Daartussenin krijgen we zijn naoorlogse “rode” periode, zo genoemd voor de toepassing van de intens gekleurde baksteen. Met zijn bescheiden materiaalkeuze (rode baksteen en hout) gaf Aalto een unieke, regionale interpretatie aan het orthodoxe modernisme, zoals hij de strakke vlakverdeling van de Internationale Stijl ook doorbrak door zijn gebruik van golvende lijnen en een complexere ruimtelijkheid. Organische menselijke vormen typeren ook zijn ontwerpen voor trapleuningen, lichtarmaturen, meubels en glazen vazen (een aantal klassieke stoelen, zetels en voorwerpen van Aalto worden overigens door designfirma’s opnieuw geproduceerd). Bovenal is er de wisselwerking van zijn gebouwen met de omgeving en omringende natuur, het Finse binnenland met zijn duizenden meren en wouden van berken en pijnbomen. Geen wonder dat Frank Lloyd Wright de ontwerper van het door een gelaagde golvende houten wand gedomineerde Finse paviljoen op de Wereldtentoonstelling van New York in 1938 een genie noemde.

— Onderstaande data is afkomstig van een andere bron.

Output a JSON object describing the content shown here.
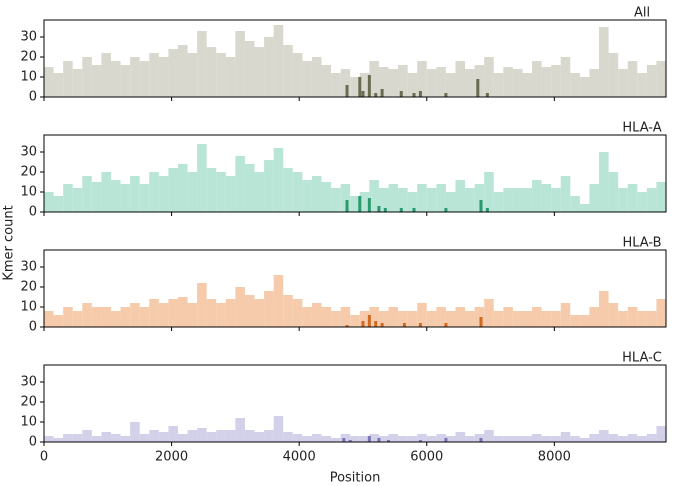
{
  "chart_data": [
    {
      "type": "bar",
      "title": "All",
      "x": [
        0,
        150,
        300,
        450,
        600,
        750,
        900,
        1050,
        1200,
        1350,
        1500,
        1650,
        1800,
        1950,
        2100,
        2250,
        2400,
        2550,
        2700,
        2850,
        3000,
        3150,
        3300,
        3450,
        3600,
        3750,
        3900,
        4050,
        4200,
        4350,
        4500,
        4650,
        4800,
        4950,
        5100,
        5250,
        5400,
        5550,
        5700,
        5850,
        6000,
        6150,
        6300,
        6450,
        6600,
        6750,
        6900,
        7050,
        7200,
        7350,
        7500,
        7650,
        7800,
        7950,
        8100,
        8250,
        8400,
        8550,
        8700,
        8850,
        9000,
        9150,
        9300,
        9450,
        9600
      ],
      "series": [
        {
          "color": "#d8d8cf",
          "values": [
            15,
            12,
            18,
            14,
            20,
            16,
            22,
            18,
            16,
            20,
            18,
            22,
            20,
            24,
            26,
            22,
            33,
            25,
            22,
            20,
            33,
            28,
            25,
            30,
            36,
            26,
            22,
            18,
            20,
            16,
            12,
            14,
            10,
            12,
            18,
            15,
            14,
            16,
            12,
            18,
            14,
            15,
            12,
            18,
            14,
            16,
            20,
            12,
            15,
            14,
            12,
            18,
            15,
            16,
            20,
            12,
            10,
            14,
            35,
            22,
            14,
            18,
            12,
            16,
            18
          ]
        },
        {
          "color": "#6b6b52",
          "x": [
            4750,
            4950,
            5000,
            5100,
            5200,
            5300,
            5600,
            5800,
            5900,
            6300,
            6800,
            6950
          ],
          "values": [
            6,
            10,
            3,
            11,
            2,
            4,
            3,
            2,
            3,
            2,
            9,
            2
          ]
        }
      ],
      "xlim": [
        0,
        9750
      ],
      "ylim": [
        0,
        38.5
      ],
      "yticks": [
        0,
        10,
        20,
        30
      ],
      "xticks": [
        0,
        2000,
        4000,
        6000,
        8000
      ]
    },
    {
      "type": "bar",
      "title": "HLA-A",
      "ylabel": "Kmer count",
      "x": [
        0,
        150,
        300,
        450,
        600,
        750,
        900,
        1050,
        1200,
        1350,
        1500,
        1650,
        1800,
        1950,
        2100,
        2250,
        2400,
        2550,
        2700,
        2850,
        3000,
        3150,
        3300,
        3450,
        3600,
        3750,
        3900,
        4050,
        4200,
        4350,
        4500,
        4650,
        4800,
        4950,
        5100,
        5250,
        5400,
        5550,
        5700,
        5850,
        6000,
        6150,
        6300,
        6450,
        6600,
        6750,
        6900,
        7050,
        7200,
        7350,
        7500,
        7650,
        7800,
        7950,
        8100,
        8250,
        8400,
        8550,
        8700,
        8850,
        9000,
        9150,
        9300,
        9450,
        9600
      ],
      "series": [
        {
          "color": "#b9e5d7",
          "values": [
            10,
            8,
            14,
            12,
            18,
            15,
            20,
            16,
            14,
            18,
            14,
            20,
            18,
            22,
            24,
            20,
            34,
            22,
            20,
            18,
            28,
            24,
            20,
            26,
            32,
            22,
            20,
            16,
            18,
            15,
            12,
            14,
            8,
            10,
            16,
            12,
            14,
            12,
            10,
            14,
            12,
            14,
            10,
            16,
            12,
            14,
            20,
            10,
            12,
            12,
            12,
            16,
            14,
            12,
            18,
            8,
            4,
            14,
            30,
            20,
            12,
            14,
            10,
            12,
            15
          ]
        },
        {
          "color": "#2a9a6e",
          "x": [
            4750,
            4950,
            5100,
            5250,
            5350,
            5600,
            5800,
            6300,
            6850,
            6950
          ],
          "values": [
            6,
            8,
            7,
            3,
            2,
            2,
            2,
            2,
            6,
            2
          ]
        }
      ],
      "xlim": [
        0,
        9750
      ],
      "ylim": [
        0,
        38.5
      ],
      "yticks": [
        0,
        10,
        20,
        30
      ],
      "xticks": [
        0,
        2000,
        4000,
        6000,
        8000
      ]
    },
    {
      "type": "bar",
      "title": "HLA-B",
      "x": [
        0,
        150,
        300,
        450,
        600,
        750,
        900,
        1050,
        1200,
        1350,
        1500,
        1650,
        1800,
        1950,
        2100,
        2250,
        2400,
        2550,
        2700,
        2850,
        3000,
        3150,
        3300,
        3450,
        3600,
        3750,
        3900,
        4050,
        4200,
        4350,
        4500,
        4650,
        4800,
        4950,
        5100,
        5250,
        5400,
        5550,
        5700,
        5850,
        6000,
        6150,
        6300,
        6450,
        6600,
        6750,
        6900,
        7050,
        7200,
        7350,
        7500,
        7650,
        7800,
        7950,
        8100,
        8250,
        8400,
        8550,
        8700,
        8850,
        9000,
        9150,
        9300,
        9450,
        9600
      ],
      "series": [
        {
          "color": "#f6cbab",
          "values": [
            8,
            6,
            10,
            8,
            12,
            10,
            10,
            8,
            10,
            12,
            10,
            14,
            12,
            14,
            15,
            12,
            22,
            14,
            12,
            14,
            20,
            16,
            14,
            18,
            26,
            16,
            14,
            10,
            12,
            10,
            8,
            10,
            6,
            8,
            10,
            8,
            10,
            8,
            8,
            12,
            8,
            10,
            8,
            10,
            8,
            10,
            14,
            8,
            10,
            8,
            8,
            10,
            8,
            8,
            12,
            6,
            6,
            10,
            18,
            12,
            8,
            10,
            8,
            8,
            14
          ]
        },
        {
          "color": "#d2691e",
          "x": [
            4750,
            5000,
            5100,
            5200,
            5300,
            5650,
            5900,
            6300,
            6850
          ],
          "values": [
            1,
            3,
            6,
            3,
            2,
            2,
            2,
            2,
            5
          ]
        }
      ],
      "xlim": [
        0,
        9750
      ],
      "ylim": [
        0,
        38.5
      ],
      "yticks": [
        0,
        10,
        20,
        30
      ],
      "xticks": [
        0,
        2000,
        4000,
        6000,
        8000
      ]
    },
    {
      "type": "bar",
      "title": "HLA-C",
      "xlabel": "Position",
      "x": [
        0,
        150,
        300,
        450,
        600,
        750,
        900,
        1050,
        1200,
        1350,
        1500,
        1650,
        1800,
        1950,
        2100,
        2250,
        2400,
        2550,
        2700,
        2850,
        3000,
        3150,
        3300,
        3450,
        3600,
        3750,
        3900,
        4050,
        4200,
        4350,
        4500,
        4650,
        4800,
        4950,
        5100,
        5250,
        5400,
        5550,
        5700,
        5850,
        6000,
        6150,
        6300,
        6450,
        6600,
        6750,
        6900,
        7050,
        7200,
        7350,
        7500,
        7650,
        7800,
        7950,
        8100,
        8250,
        8400,
        8550,
        8700,
        8850,
        9000,
        9150,
        9300,
        9450,
        9600
      ],
      "series": [
        {
          "color": "#d3d1ea",
          "values": [
            3,
            2,
            4,
            4,
            6,
            3,
            5,
            4,
            3,
            10,
            4,
            6,
            5,
            8,
            4,
            6,
            7,
            5,
            6,
            6,
            12,
            6,
            5,
            6,
            13,
            5,
            4,
            3,
            4,
            3,
            2,
            4,
            3,
            3,
            4,
            3,
            4,
            3,
            3,
            4,
            3,
            4,
            3,
            5,
            3,
            4,
            6,
            3,
            3,
            3,
            3,
            4,
            3,
            3,
            5,
            3,
            2,
            4,
            6,
            4,
            3,
            4,
            3,
            4,
            8
          ]
        },
        {
          "color": "#7a75b5",
          "x": [
            4700,
            4800,
            5100,
            5250,
            5400,
            5900,
            6300,
            6850
          ],
          "values": [
            2,
            1,
            3,
            2,
            1,
            1,
            2,
            2
          ]
        }
      ],
      "xlim": [
        0,
        9750
      ],
      "ylim": [
        0,
        38.5
      ],
      "yticks": [
        0,
        10,
        20,
        30
      ],
      "xticks": [
        0,
        2000,
        4000,
        6000,
        8000
      ]
    }
  ]
}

“Between Humanism and Materialism” luidde het motto van de tentoonstelling in het MOMA. Want alhoewel Aalto ook experimentele privé-woningen bouwde, blijft hij vooral herinnerd voor zijn kerken, schouwburgen, raadhuizen, universiteitscampussen, bibliotheken en pensioeninstituten, alsook zijn basisplan voor de wederopbouw van Lapland na de oorlog: een architectuur op mensenmaat die ruimte, licht, orde, ritme en technische verfijning schenkt aan de meest diverse vormen van sociale interactie, dienstverlening en culturele activiteit.